How we approached it
A two-engineer pod, one focused on the AI pipeline, with a QA engineer and a Hashorn PM. We inverted the usual order and built the evaluation harness before the feature. On day one we wrote down what good output means for this specific use case, and by day three we had a labelled set of real example inputs and an automated way to score against it.
That single decision shaped everything. From then on, every change to the prompt or the retrieval pipeline was scored before it merged, so we were iterating against a number, not a hunch. Grounding the model on the product's own data kept it honest, and a feature flag meant we could ship to production without a risky big-bang launch.
What we shipped
Days 1 to 3, the measurement first. The use case, the success criteria, the guardrails, and a working evaluation harness on a labelled set of real inputs.
Days 4 to 6, the feature against the evals. The prompt and retrieval pipeline, grounded on first-party data and iterated until it cleared the quality bar, with every change scored in CI.
Days 7 to 8, product integration. Wired into the UI behind a feature flag, with input validation, rate and cost limits, and a fallback for when the model is uncertain or unavailable.
Days 9 to 10, safety and rollout. An adversarial QA pass, Playwright on the critical paths, and a staged production rollout to an initial cohort with traces, cost, and quality all monitored in one place. This is the same discipline we describe in our writing on observability for AI products and building an LLM evaluation harness.
The outcome
- A production AI feature in 10 working days, shipped behind a flag for a controlled rollout.

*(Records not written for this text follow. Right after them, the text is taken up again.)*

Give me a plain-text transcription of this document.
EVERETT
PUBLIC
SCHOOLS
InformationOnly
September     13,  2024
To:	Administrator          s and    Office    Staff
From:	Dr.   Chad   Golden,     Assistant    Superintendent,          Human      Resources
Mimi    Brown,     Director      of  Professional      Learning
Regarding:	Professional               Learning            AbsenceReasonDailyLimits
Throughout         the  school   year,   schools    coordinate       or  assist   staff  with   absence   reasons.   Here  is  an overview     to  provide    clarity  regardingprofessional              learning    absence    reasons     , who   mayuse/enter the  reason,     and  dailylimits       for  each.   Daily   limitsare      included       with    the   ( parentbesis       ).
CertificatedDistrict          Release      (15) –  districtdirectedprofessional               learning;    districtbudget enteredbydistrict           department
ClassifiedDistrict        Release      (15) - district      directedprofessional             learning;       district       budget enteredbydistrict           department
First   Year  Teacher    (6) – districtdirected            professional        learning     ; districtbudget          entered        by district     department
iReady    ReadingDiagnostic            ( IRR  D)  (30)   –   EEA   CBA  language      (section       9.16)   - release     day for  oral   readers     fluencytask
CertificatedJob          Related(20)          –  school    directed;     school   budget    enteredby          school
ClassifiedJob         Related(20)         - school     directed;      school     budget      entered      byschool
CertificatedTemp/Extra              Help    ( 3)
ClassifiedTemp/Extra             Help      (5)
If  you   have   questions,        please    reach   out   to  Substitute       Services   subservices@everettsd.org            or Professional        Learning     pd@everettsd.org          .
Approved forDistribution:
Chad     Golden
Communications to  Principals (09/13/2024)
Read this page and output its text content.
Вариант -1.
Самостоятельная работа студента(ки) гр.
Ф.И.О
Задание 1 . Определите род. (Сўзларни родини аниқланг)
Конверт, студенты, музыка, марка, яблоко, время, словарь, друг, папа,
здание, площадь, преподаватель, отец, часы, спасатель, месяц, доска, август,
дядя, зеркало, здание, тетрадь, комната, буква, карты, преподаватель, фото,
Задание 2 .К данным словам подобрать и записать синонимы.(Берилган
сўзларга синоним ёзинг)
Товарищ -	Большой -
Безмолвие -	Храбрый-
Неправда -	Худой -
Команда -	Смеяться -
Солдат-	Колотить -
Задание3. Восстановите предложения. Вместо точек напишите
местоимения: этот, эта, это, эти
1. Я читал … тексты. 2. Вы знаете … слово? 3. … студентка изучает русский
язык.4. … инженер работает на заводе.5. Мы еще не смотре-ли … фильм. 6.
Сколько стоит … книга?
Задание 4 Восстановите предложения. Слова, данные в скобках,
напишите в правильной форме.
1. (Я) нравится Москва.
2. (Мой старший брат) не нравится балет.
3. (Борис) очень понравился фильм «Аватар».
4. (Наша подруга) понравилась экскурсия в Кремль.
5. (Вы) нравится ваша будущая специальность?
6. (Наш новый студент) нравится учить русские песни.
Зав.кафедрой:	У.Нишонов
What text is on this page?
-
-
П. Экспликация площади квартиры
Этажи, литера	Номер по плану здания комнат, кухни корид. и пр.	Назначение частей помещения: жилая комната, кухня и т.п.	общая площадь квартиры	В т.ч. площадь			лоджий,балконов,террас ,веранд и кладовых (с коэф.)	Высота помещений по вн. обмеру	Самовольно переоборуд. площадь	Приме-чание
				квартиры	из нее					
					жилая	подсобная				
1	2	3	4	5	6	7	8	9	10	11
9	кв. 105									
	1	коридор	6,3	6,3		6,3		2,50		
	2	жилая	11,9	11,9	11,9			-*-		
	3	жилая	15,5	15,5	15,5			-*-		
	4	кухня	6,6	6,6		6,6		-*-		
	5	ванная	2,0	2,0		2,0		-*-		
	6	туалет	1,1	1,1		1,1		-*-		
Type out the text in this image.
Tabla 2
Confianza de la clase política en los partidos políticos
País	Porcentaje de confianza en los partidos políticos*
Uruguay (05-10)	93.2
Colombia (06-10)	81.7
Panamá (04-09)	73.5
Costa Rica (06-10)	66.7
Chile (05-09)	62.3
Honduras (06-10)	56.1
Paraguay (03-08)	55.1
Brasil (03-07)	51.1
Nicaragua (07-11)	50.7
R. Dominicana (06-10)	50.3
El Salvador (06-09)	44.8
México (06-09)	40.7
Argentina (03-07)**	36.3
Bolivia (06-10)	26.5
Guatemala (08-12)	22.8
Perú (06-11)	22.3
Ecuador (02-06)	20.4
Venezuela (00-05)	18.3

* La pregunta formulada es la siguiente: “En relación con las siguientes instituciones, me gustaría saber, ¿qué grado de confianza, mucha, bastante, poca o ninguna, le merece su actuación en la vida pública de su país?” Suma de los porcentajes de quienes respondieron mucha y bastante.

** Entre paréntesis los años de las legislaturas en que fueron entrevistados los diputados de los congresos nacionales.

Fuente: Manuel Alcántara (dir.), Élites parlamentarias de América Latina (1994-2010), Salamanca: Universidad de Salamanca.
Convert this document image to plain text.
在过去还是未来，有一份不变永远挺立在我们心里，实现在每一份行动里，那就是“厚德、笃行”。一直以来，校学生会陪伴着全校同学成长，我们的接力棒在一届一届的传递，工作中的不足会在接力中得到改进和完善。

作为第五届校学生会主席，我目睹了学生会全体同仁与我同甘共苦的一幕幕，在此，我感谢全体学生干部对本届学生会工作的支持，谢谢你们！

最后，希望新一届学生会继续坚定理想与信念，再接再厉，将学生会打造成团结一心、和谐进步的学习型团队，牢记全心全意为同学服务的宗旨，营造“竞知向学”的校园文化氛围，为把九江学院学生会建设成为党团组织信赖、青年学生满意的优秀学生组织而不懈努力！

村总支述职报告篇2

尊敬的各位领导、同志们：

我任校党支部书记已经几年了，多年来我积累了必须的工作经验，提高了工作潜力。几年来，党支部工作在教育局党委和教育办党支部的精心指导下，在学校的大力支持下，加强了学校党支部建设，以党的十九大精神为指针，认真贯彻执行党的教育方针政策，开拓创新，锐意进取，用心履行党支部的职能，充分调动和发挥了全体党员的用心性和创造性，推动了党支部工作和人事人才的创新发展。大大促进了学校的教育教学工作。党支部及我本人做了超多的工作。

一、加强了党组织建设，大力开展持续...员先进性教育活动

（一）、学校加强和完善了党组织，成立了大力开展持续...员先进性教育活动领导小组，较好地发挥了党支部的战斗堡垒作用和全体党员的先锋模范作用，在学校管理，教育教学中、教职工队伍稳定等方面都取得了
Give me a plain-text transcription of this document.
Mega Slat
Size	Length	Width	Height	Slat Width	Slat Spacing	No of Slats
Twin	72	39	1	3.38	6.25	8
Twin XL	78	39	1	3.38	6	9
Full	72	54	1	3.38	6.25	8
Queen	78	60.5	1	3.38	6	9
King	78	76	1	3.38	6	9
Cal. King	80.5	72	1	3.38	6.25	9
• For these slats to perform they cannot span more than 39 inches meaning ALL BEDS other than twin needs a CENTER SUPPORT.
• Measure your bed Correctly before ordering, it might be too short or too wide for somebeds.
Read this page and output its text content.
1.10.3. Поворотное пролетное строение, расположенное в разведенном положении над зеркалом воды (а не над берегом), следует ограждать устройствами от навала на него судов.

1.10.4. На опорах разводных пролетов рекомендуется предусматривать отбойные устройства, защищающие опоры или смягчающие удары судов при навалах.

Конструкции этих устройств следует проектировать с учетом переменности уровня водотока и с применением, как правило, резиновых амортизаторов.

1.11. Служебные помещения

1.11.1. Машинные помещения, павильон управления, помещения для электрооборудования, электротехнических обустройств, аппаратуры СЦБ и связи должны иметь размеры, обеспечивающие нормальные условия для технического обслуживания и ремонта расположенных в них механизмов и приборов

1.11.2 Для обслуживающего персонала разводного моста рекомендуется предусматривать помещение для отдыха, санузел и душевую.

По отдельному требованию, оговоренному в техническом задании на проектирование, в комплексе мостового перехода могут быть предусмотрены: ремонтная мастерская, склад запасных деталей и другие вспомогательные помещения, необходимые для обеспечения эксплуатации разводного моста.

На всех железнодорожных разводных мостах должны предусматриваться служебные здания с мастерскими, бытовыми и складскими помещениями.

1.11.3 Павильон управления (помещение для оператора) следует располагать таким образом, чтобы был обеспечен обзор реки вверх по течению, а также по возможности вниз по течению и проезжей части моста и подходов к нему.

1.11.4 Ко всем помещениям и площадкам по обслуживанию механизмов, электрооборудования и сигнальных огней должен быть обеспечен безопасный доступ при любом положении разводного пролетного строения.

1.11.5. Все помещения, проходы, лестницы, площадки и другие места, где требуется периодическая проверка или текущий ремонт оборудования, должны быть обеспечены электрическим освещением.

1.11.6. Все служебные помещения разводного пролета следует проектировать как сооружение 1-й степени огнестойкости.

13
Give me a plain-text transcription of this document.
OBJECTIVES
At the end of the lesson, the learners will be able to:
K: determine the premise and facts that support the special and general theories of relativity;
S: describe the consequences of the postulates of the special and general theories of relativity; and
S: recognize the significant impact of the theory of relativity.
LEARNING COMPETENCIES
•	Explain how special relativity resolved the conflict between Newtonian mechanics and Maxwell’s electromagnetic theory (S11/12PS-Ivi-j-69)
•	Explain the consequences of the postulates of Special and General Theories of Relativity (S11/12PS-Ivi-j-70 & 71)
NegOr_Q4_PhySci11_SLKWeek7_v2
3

- Quality measured from day two against a labelled eval set, so the team shipped against a number rather than a hunch.
- A durable evaluation harness that keeps gating quality on every future change, owned by the client in their own repo.
What we'd repeat
Building the evaluation harness before the feature is the thing we would do again on every AI build, fast or slow. It turned a subjective question into a measurable one and made it safe to move quickly, because we could always tell whether a change helped or hurt. The other call that paid off was shipping dark behind a feature flag: it removed all the launch-day risk and let the feature prove itself on a small cohort first.